ML Buch. Credit: Lengua
Live, she has toured with label mate Astrid Sonne, a cello player, playing guitar. Despite the experimental sounds of Buch’s music, her lyrical themes address the most human emotions and often go to the heart of our alienated, over-mediated existence. In I’m a Girl You Can Hold IRL, she reassures (or promises) the listener that she can leave the screen and be there “in real life”. What’s not to like? Also check out Pan Over the Hill and Dust beam from Suntub to get a taste of her beguiling sonic world.
Kiss Facility
Kiss Facility are a duo consisting of Egyptian-Emirati singer Maya Alkhateri and Ireland-born producer and musician Sega Bodega (real name Salvador Navarette).
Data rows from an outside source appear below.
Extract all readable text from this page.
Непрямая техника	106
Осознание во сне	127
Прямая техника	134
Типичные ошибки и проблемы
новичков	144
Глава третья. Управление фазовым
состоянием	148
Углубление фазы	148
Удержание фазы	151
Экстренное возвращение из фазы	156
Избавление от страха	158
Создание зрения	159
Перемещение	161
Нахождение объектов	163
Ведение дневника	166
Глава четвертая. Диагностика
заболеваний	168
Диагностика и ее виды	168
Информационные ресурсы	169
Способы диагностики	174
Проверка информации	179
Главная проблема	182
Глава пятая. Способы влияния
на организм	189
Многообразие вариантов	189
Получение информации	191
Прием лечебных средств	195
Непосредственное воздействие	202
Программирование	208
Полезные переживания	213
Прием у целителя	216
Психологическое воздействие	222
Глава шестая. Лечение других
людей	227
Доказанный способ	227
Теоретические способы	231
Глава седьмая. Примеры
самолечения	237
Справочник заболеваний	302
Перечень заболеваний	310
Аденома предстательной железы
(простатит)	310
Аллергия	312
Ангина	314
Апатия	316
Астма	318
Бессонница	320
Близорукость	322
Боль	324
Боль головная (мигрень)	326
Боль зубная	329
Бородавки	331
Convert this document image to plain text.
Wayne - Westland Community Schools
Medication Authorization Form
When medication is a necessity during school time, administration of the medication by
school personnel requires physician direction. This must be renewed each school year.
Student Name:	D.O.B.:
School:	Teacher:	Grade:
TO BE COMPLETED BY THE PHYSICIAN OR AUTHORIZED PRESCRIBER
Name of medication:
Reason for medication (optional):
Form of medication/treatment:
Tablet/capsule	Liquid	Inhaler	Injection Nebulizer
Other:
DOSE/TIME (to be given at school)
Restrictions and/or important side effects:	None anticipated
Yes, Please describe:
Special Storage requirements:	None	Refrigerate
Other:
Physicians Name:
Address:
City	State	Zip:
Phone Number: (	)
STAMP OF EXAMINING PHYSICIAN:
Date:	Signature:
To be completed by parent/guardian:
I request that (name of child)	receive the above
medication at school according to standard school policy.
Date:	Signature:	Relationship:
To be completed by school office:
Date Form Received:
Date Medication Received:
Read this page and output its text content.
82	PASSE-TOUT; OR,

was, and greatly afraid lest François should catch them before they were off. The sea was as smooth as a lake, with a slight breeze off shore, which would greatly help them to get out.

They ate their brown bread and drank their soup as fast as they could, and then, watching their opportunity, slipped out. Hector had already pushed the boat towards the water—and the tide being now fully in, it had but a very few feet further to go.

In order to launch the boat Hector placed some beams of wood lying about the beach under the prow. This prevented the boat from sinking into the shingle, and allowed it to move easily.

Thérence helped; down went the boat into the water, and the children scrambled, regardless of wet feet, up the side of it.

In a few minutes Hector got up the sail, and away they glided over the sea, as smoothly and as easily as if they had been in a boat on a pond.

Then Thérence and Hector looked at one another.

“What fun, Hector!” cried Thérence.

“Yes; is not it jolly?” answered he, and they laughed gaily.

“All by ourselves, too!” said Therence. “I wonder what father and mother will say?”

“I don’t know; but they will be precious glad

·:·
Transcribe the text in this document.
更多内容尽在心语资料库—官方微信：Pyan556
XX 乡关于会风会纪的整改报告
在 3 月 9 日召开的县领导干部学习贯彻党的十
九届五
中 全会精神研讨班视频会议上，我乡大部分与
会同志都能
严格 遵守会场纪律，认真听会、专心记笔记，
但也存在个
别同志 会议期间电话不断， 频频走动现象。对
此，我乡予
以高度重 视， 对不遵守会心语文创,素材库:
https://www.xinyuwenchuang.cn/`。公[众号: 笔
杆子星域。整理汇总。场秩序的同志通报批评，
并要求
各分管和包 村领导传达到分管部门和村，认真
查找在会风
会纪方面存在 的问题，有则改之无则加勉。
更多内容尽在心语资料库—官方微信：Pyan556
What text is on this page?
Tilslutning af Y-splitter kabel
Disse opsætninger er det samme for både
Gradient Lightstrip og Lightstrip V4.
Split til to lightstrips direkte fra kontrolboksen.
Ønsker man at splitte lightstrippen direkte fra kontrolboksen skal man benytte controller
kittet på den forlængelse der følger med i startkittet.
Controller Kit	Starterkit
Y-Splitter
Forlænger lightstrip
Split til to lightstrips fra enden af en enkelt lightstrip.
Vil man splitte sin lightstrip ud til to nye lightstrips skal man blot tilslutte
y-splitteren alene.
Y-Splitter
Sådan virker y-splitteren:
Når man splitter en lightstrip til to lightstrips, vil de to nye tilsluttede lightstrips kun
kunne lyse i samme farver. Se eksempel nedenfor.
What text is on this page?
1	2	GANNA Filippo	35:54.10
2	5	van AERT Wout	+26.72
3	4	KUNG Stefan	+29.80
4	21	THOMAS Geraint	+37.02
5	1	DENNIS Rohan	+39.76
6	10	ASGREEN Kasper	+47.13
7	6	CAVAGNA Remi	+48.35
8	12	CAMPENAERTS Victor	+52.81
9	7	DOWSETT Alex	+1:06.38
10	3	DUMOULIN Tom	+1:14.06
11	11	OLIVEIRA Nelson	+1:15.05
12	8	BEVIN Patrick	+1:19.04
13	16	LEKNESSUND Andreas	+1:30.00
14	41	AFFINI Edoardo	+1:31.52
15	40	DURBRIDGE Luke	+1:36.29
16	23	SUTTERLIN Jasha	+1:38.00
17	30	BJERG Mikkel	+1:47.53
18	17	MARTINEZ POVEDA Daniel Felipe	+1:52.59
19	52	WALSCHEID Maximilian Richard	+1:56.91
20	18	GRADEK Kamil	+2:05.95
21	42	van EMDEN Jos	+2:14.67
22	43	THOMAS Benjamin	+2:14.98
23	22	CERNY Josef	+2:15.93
Based in Paris, they make an intoxicating mix of Arabic-language vocals with dreamy electronic backing that draws on 1990s trip hop, alt R'n'B and hyperpop.

Kiss Facility
Their debut album, Khazna (meaning “treasure” or “storehouse”), came out this year and has been hailed by music critics as one of the best current examples of fusion between Arabic lyrics and dancefloor sounds. In interviews, Alkhateri namechecks Celtic new-age artist Enya (best known for her hit Orinoco Flow), and you can hear the same lush textures in Kiss Facility’s music. Bodega has worked with UK singer, rapper and musician Shygirl. Stand-out tracks on the album are Kotshena (“playing cards”) and Flux, so check them out.